Maître Capello said:


> _On *s'aperçoit* enfin *des* causes de son échec._


Je ne comprends pas tout à fait pourquoi cette phrase est incorrecte. Personnellement, je la formulerais d'une manière différente, c'est sûr, mais, maintenant, je la vois et j'ai des doutes. Par exemple, mon ami peine à se trouver un travail. À mon avis, c'est bizarre, je ne comprends pas pourquoi. Puis, un jour, j'y vois plus clair, je comprends enfin les raisons de sa malchance.


Maître Capello said:


> _On *s'aperçoit d'*une solution au problème._


À mon avis, la phrase est bizarre, mais est-elle vraiment incorrecte pour autant ? Peut-être qu'elle pourra signifier : Je vois/me rends compte enfin qu'il y a une solution à ce problème ?


----------



## Maître Capello

_On s'aperçoit enfin des causes de son échec._

Cette phrase n'est pas incorrecte à proprement parler, mais cela n'a pas beaucoup de sens de s'apercevoir *enfin* de causes, étant donné que _s'apercevoir_ est généralement fortuit (_remarquer par hasard_) et n'est pas du tout synonyme de _comprendre_.
On pourrait en revanche dire : _On s'aperçoit enfin de son échec_.  (dans le sens : _On remarque enfin son échec_, _on réalise enfin qu'on a échoué_.)

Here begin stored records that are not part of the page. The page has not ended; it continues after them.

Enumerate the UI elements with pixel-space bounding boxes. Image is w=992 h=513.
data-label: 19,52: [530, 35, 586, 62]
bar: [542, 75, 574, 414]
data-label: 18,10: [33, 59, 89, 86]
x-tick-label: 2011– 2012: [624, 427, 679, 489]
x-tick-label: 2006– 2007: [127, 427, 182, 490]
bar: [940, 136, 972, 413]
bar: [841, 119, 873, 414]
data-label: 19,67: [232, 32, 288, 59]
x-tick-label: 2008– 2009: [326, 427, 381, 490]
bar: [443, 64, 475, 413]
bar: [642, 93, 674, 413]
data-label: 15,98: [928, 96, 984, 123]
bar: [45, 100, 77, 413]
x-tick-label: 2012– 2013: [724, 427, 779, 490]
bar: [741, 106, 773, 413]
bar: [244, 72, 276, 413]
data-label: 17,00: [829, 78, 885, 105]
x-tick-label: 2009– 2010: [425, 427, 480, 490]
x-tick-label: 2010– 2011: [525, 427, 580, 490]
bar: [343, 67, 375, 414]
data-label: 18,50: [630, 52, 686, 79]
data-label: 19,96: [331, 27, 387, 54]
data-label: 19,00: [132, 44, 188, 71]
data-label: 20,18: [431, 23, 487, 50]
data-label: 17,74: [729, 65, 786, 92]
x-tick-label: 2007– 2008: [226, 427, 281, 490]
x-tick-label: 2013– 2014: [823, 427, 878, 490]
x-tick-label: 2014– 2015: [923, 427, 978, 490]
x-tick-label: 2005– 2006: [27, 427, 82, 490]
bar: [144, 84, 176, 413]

_On s'aperçoit d'une solution au problème._

De la même manière, cette phrase n'est pas incorrecte à proprement parler, mais il est curieux de _s'apercevoir_ d'une solution.
On pourrait en revanche dire : _On s'aperçoit *qu'il existe* une solution au problème_.


----------



## Marqueurindélibile

Au fur et à mesure que nous grandissons, on aperçoit ou on s'aperçoit de l'importance de l'argent sans lequel la vie ne fonctionne pas bien ?

Merci


----------



## Locape

_On *s'*aperçoit de l'importance de l'argent_, on *se *rend compte de l'importance.


----------